Al di là del Politecnico, come rintracciare nel panorama tecnologico i maestri? Che cosa più li identifica e li qualifica come tali? Alcune piste di risposta le ha offerte l’attuale rettore Giovanni Azzone, cercando di trarre dai protagonisti di questi 150 anni una lezione in tre punti. Anzitutto si tratta di persone appassionate: nel creare, nel progettare, nel costruire, nell’educare; poi è gente con una grande capacità di resistenza di fronte gli ostacoli, che non si lascia facilmente scoraggiare di fronte ai “non si può”; infine, sono persone con una spiccata capacità di scelta, col coraggio di prendere decisioni, imboccando certe strade e lasciandone altre. Emblematica in proposito la vicenda di Pirelli che, neolaureato, durante un viaggio premio scopre la lavorazione industriale del caucciù e decide subito di introdurla in Italia.

A queste tre caratteristiche, riteniamo che si debba aggiungere l’attitudine a riflettere sulla propria esperienza per farne emergere un metodo, che si possa comunicare e trasmettere. Dove metodo non significa uno schema fissato una volta per tutte, un’insieme di procedure standardizzate. È piuttosto una modalità di affronto dei problemi, che si alimenta nell’esperienza, che si precisa e si arricchisce nel confronto con le specifiche situazioni, non smettendo mai di imparare dalla realtà.

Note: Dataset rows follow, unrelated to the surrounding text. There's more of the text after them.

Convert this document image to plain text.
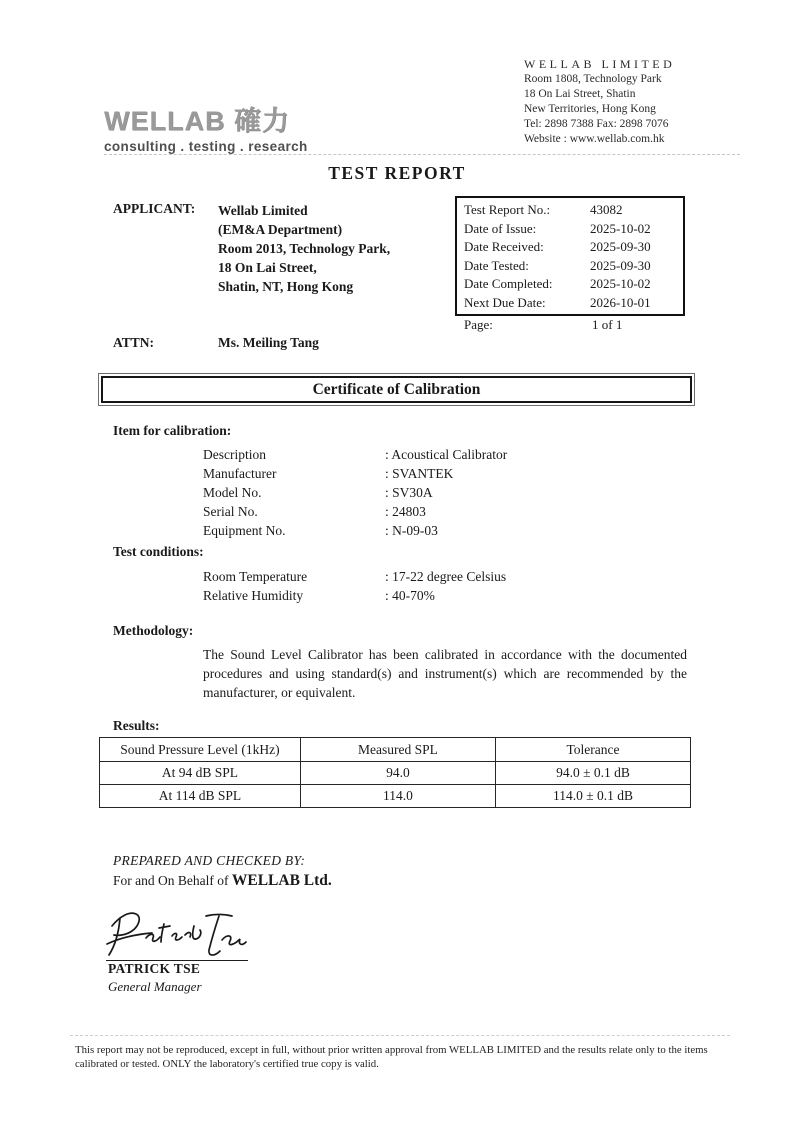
WELLAB 確力
consulting . testing . research
WELLAB LIMITED
Room 1808, Technology Park
18 On Lai Street, Shatin
New Territories, Hong Kong
Tel: 2898 7388 Fax: 2898 7076
Website : www.wellab.com.hk
TEST REPORT
APPLICANT: Wellab Limited
(EM&A Department)
Room 2013, Technology Park,
18 On Lai Street,
Shatin, NT, Hong Kong
Test Report No.:	43082
Date of Issue:	2025-10-02
Date Received:	2025-09-30
Date Tested:	2025-09-30
Date Completed:	2025-10-02
Next Due Date:	2026-10-01
Page:	1 of 1
ATTN:	Ms. Meiling Tang
Certificate of Calibration
Item for calibration:
Description	: Acoustical Calibrator
Manufacturer	: SVANTEK
Model No.	: SV30A
Serial No.	: 24803
Equipment No.	: N-09-03
Test conditions:
Room Temperature	: 17-22 degree Celsius
Relative Humidity	: 40-70%
Methodology:
The Sound Level Calibrator has been calibrated in accordance with the documented procedures and using standard(s) and instrument(s) which are recommended by the manufacturer, or equivalent.
Results:
Sound Pressure Level (1kHz)	Measured SPL	Tolerance
At 94 dB SPL	94.0	94.0 ± 0.1 dB
At 114 dB SPL	114.0	114.0 ± 0.1 dB
PREPARED AND CHECKED BY:
For and On Behalf of WELLAB Ltd.
PATRICK TSE
General Manager
This report may not be reproduced, except in full, without prior written approval from WELLAB LIMITED and the results relate only to the items calibrated or tested. ONLY the laboratory's certified true copy is valid.
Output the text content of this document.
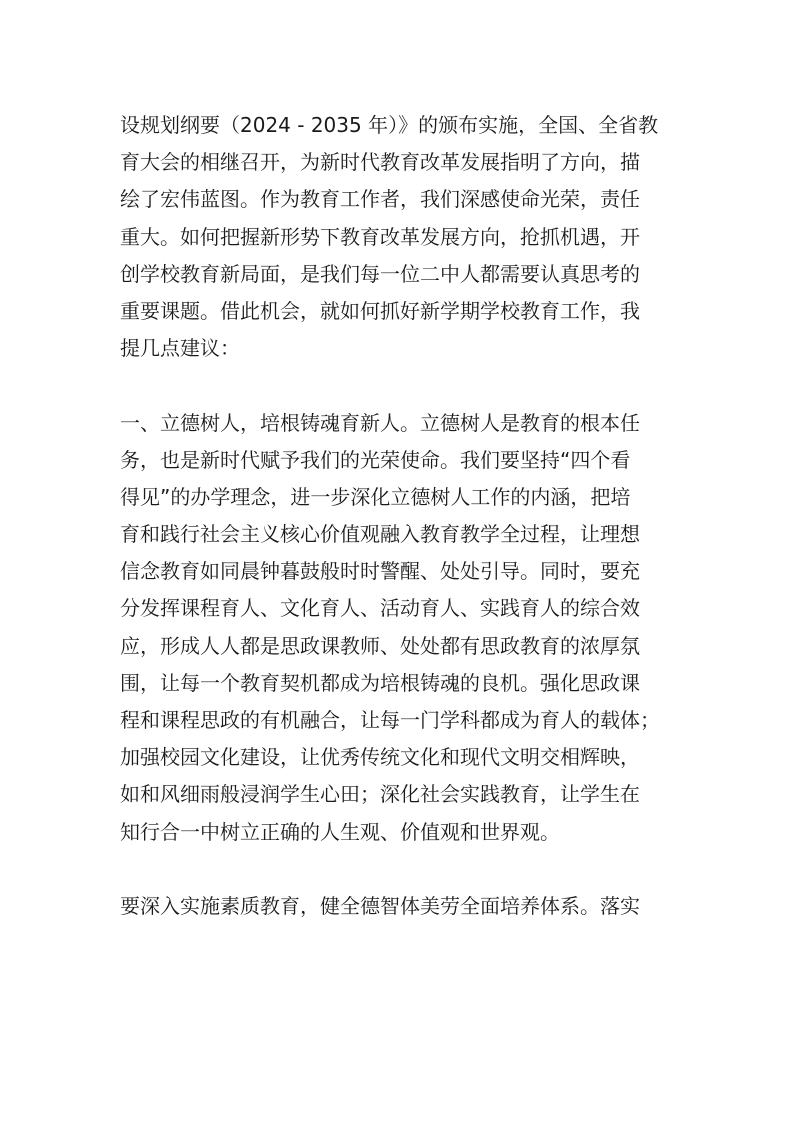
设规划纲要（2024 - 2035 年）》的颁布实施，全国、全省教
育大会的相继召开，为新时代教育改革发展指明了方向，描
绘了宏伟蓝图。作为教育工作者，我们深感使命光荣，责任
重大。如何把握新形势下教育改革发展方向，抢抓机遇，开
创学校教育新局面，是我们每一位二中人都需要认真思考的
重要课题。借此机会，就如何抓好新学期学校教育工作，我
提几点建议：
一、立德树人，培根铸魂育新人。立德树人是教育的根本任
务，也是新时代赋予我们的光荣使命。我们要坚持“四个看
得见”的办学理念，进一步深化立德树人工作的内涵，把培
育和践行社会主义核心价值观融入教育教学全过程，让理想
信念教育如同晨钟暮鼓般时时警醒、处处引导。同时，要充
分发挥课程育人、文化育人、活动育人、实践育人的综合效
应，形成人人都是思政课教师、处处都有思政教育的浓厚氛
围，让每一个教育契机都成为培根铸魂的良机。强化思政课
程和课程思政的有机融合，让每一门学科都成为育人的载体；
加强校园文化建设，让优秀传统文化和现代文明交相辉映，
如和风细雨般浸润学生心田；深化社会实践教育，让学生在
知行合一中树立正确的人生观、价值观和世界观。
要深入实施素质教育，健全德智体美劳全面培养体系。落实
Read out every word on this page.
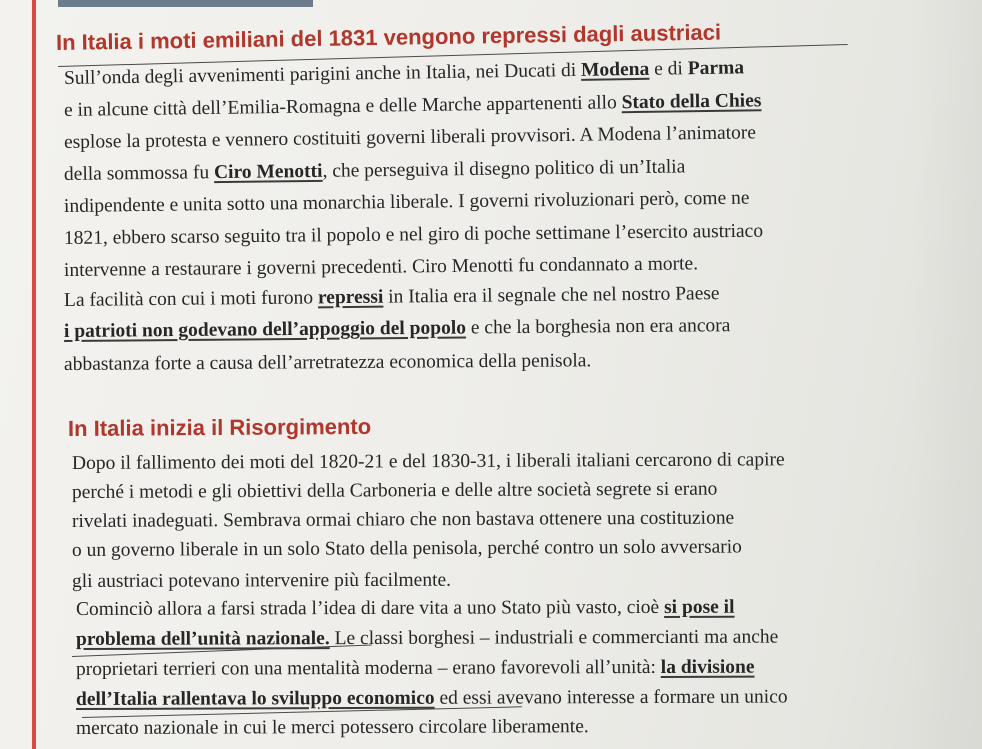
In Italia i moti emiliani del 1831 vengono repressi dagli austriaci

Sull’onda degli avvenimenti parigini anche in Italia, nei Ducati di Modena e di Parma

e in alcune città dell’Emilia-Romagna e delle Marche appartenenti allo Stato della Chies

esplose la protesta e vennero costituiti governi liberali provvisori. A Modena l’animatore

della sommossa fu Ciro Menotti, che perseguiva il disegno politico di un’Italia

indipendente e unita sotto una monarchia liberale. I governi rivoluzionari però, come ne

1821, ebbero scarso seguito tra il popolo e nel giro di poche settimane l’esercito austriaco

intervenne a restaurare i governi precedenti. Ciro Menotti fu condannato a morte.

La facilità con cui i moti furono repressi in Italia era il segnale che nel nostro Paese

i patrioti non godevano dell’appoggio del popolo e che la borghesia non era ancora

abbastanza forte a causa dell’arretratezza economica della penisola.

In Italia inizia il Risorgimento

Dopo il fallimento dei moti del 1820-21 e del 1830-31, i liberali italiani cercarono di capire

perché i metodi e gli obiettivi della Carboneria e delle altre società segrete si erano

rivelati inadeguati. Sembrava ormai chiaro che non bastava ottenere una costituzione

o un governo liberale in un solo Stato della penisola, perché contro un solo avversario

gli austriaci potevano intervenire più facilmente.

Cominciò allora a farsi strada l’idea di dare vita a uno Stato più vasto, cioè si pose il

problema dell’unità nazionale. Le classi borghesi – industriali e commercianti ma anche

proprietari terrieri con una mentalità moderna – erano favorevoli all’unità: la divisione

dell’Italia rallentava lo sviluppo economico ed essi avevano interesse a formare un unico

mercato nazionale in cui le merci potessero circolare liberamente.
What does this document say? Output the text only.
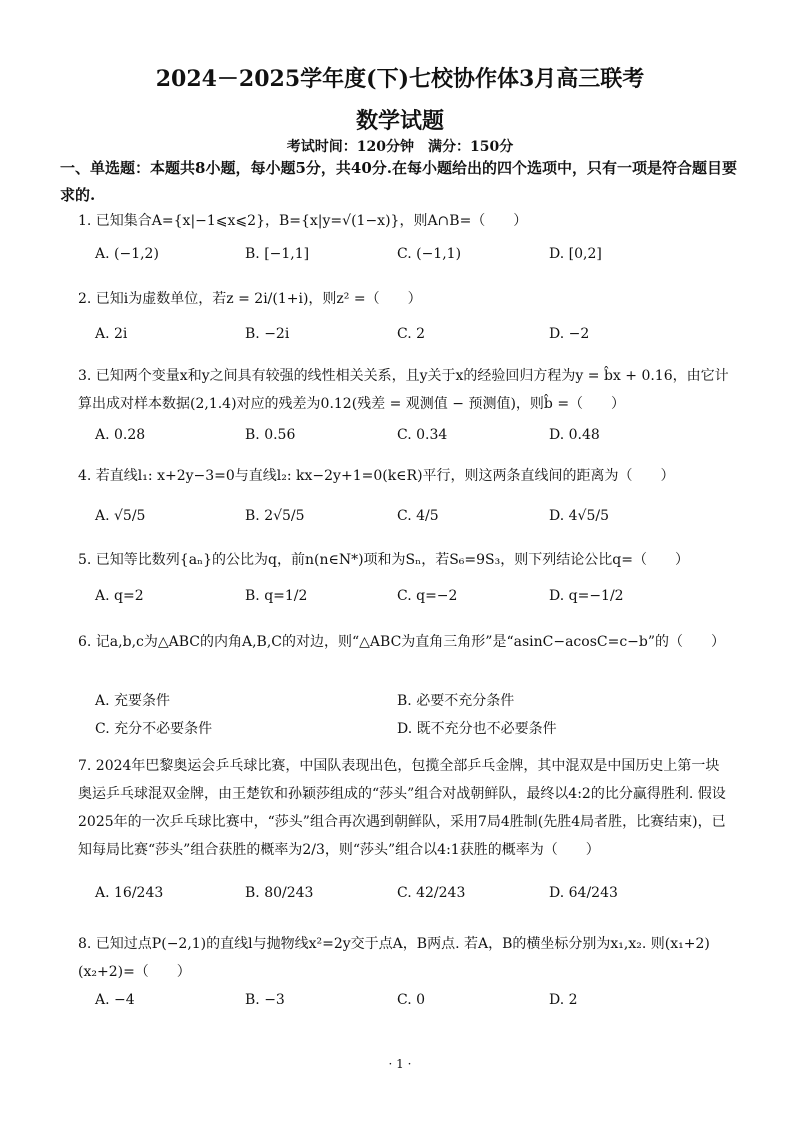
2024－2025学年度(下)七校协作体3月高三联考
数学试题
考试时间：120分钟　满分：150分
一、单选题：本题共8小题，每小题5分，共40分.在每小题给出的四个选项中，只有一项是符合题目要求的.
1. 已知集合A={x|−1⩽x⩽2}，B={x|y=√(1−x)}，则A∩B=（　　）
A. (−1,2)	B. [−1,1]	C. (−1,1)	D. [0,2]
2. 已知i为虚数单位，若z = 2i/(1+i)，则z² =（　　）
A. 2i	B. −2i	C. 2	D. −2
3. 已知两个变量x和y之间具有较强的线性相关关系，且y关于x的经验回归方程为y = b̂x + 0.16，由它计算出成对样本数据(2,1.4)对应的残差为0.12(残差 = 观测值 − 预测值)，则b̂ =（　　）
A. 0.28	B. 0.56	C. 0.34	D. 0.48
4. 若直线l₁: x+2y−3=0与直线l₂: kx−2y+1=0(k∈R)平行，则这两条直线间的距离为（　　）
A. √5/5	B. 2√5/5	C. 4/5	D. 4√5/5
5. 已知等比数列{aₙ}的公比为q，前n(n∈N*)项和为Sₙ，若S₆=9S₃，则下列结论公比q=（　　）
A. q=2	B. q=1/2	C. q=−2	D. q=−1/2
6. 记a,b,c为△ABC的内角A,B,C的对边，则“△ABC为直角三角形”是“asinC−acosC=c−b”的（　　）
A. 充要条件	B. 必要不充分条件
C. 充分不必要条件	D. 既不充分也不必要条件
7. 2024年巴黎奥运会乒乓球比赛，中国队表现出色，包揽全部乒乓金牌，其中混双是中国历史上第一块奥运乒乓球混双金牌，由王楚钦和孙颖莎组成的“莎头”组合对战朝鲜队，最终以4:2的比分赢得胜利. 假设2025年的一次乒乓球比赛中，“莎头”组合再次遇到朝鲜队，采用7局4胜制(先胜4局者胜，比赛结束)，已知每局比赛“莎头”组合获胜的概率为2/3，则“莎头”组合以4:1获胜的概率为（　　）
A. 16/243	B. 80/243	C. 42/243	D. 64/243
8. 已知过点P(−2,1)的直线l与抛物线x²=2y交于点A，B两点. 若A，B的横坐标分别为x₁,x₂. 则(x₁+2)(x₂+2)=（　　）
A. −4	B. −3	C. 0	D. 2
· 1 ·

Analogamente, anche la creatività non va intesa come una sorta di magia, una dote sovrumana data solo ad alcuni. Certo, in alcuni emerge in modo spettacolare e nel momento giusto; ma tutti poco o tanto ne possono partecipare. Il maestro sarà allora chi si preoccupa di porre e garantire le condizioni, tutte le condizioni (culturali, ambientali, economiche …), perché la creatività possa fiorire e manifestarsi.

Forse si tratterà di reinventare, adeguandola all’odierno contesto ipertecnologico e competitiva, la dinamica maestro-allievo che si stabiliva nelle botteghe degli artigiani medievali.